Some of the stuff I've read about the local field is that they drill a new well to frac, but then existing surrounding wells are affected, eg a well pumping 100 bbl/day today may pump 1200 bbl/day after the fracking. That's part of the reason for the boom.
On a related personal note, one of my favorite things about my job there was that unlike a corporate bureaucracy's glacial pace, when something was needed or needed done, it happened muy pronto.
It depends on how dependent you think the global economy is on oil. If you believe that without oil, each person's economic output would shrivel to virtually nothing, then to a certain approximation money = oil. When oil becomes "expensive" it means that we need to swap more and more economic activity based on oil to pay for oil!

If you believe that there are substitutes just around the corner, or that there are no limits to the rate of extraction then that's fine; we have no problems, and Adam Smith will see us all right.

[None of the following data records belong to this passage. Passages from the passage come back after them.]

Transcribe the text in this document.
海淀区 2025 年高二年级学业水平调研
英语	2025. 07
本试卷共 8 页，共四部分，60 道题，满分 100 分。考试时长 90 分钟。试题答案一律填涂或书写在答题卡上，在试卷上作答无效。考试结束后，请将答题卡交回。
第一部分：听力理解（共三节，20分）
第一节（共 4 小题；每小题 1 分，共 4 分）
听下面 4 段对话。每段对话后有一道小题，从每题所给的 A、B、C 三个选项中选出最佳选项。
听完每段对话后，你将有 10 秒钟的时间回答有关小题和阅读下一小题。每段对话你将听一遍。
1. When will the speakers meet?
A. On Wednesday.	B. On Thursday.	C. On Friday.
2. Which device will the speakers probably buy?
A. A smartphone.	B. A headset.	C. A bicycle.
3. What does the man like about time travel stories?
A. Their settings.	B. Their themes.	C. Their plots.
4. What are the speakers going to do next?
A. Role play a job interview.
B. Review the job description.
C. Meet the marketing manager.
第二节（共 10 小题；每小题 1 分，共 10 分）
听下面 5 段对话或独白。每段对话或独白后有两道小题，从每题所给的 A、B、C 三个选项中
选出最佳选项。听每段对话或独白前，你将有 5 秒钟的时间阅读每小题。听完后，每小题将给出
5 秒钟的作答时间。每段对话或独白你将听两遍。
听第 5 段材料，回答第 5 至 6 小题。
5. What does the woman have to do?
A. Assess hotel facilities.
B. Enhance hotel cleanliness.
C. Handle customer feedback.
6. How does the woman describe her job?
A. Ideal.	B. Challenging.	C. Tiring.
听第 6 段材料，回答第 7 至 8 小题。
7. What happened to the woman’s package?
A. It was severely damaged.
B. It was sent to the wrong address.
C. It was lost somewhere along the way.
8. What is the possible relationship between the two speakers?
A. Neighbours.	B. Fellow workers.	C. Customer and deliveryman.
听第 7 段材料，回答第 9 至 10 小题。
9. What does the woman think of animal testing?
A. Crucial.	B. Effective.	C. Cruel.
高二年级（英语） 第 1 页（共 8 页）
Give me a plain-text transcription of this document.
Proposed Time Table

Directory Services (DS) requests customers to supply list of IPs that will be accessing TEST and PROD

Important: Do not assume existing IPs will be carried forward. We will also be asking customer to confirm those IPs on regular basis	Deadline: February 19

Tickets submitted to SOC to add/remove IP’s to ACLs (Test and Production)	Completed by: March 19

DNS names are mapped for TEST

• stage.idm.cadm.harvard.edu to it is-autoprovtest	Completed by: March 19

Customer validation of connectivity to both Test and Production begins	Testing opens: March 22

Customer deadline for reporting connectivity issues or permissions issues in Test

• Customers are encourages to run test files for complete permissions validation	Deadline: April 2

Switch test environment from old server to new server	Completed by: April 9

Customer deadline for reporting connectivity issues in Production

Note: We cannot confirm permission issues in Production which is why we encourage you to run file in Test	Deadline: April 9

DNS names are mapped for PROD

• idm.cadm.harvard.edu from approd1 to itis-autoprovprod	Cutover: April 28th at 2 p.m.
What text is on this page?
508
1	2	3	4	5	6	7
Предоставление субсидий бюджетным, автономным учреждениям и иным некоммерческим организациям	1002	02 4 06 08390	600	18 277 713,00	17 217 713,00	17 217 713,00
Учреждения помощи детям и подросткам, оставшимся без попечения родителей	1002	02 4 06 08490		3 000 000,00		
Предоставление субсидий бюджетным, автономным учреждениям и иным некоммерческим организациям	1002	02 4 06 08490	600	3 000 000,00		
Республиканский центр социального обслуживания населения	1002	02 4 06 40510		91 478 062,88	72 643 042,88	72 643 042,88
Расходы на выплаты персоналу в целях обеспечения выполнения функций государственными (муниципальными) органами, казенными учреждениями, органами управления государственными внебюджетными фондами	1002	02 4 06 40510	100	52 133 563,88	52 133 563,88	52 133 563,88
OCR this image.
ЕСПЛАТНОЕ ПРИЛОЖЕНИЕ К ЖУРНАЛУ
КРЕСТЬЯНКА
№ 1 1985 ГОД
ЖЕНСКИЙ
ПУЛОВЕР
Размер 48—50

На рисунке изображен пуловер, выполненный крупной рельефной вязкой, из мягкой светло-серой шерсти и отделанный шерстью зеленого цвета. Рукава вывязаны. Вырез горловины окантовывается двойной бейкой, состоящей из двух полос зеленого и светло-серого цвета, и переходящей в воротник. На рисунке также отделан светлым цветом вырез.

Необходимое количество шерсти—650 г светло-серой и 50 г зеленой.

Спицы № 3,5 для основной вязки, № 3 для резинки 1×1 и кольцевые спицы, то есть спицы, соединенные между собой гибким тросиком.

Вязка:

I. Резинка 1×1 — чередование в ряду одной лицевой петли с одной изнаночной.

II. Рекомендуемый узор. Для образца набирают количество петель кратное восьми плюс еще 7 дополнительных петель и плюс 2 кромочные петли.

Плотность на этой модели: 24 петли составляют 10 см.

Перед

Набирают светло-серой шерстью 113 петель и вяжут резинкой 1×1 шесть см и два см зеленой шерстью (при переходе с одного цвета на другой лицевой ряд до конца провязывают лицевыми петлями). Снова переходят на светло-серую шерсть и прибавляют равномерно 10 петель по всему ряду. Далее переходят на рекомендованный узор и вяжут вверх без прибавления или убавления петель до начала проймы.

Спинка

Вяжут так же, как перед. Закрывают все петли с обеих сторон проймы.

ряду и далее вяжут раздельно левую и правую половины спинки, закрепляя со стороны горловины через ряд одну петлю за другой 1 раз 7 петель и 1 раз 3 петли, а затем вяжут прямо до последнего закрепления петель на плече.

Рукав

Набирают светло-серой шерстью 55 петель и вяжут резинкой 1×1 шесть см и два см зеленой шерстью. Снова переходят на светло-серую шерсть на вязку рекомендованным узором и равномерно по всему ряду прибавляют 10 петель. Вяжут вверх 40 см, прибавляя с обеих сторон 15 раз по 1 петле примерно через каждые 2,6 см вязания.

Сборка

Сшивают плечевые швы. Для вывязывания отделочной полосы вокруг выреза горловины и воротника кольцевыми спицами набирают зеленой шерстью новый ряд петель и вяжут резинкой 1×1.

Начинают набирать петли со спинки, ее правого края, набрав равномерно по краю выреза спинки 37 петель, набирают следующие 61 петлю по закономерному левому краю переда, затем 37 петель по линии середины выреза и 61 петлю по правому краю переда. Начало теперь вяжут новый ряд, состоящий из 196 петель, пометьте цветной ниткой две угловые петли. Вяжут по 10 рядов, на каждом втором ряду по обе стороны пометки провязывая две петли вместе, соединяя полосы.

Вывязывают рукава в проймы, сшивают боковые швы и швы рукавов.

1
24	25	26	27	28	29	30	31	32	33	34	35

However, the timing has to be right, because our economic system depends on continual growth and expansion - a gentle decline into continuous 'negative growth' that most people imagine, is not an option. If the oil supply simply levels off, never mind declines, the economic system collapses within a few years anyway - unless we can seamlessly segue into a substitute system of economic activity that doesn't need oil.

The economic system is currently collapsing anyway! But as things stand, if there ever were a 'recovery' it would be dead in the water if the oil supply couldn't ramp up to match it.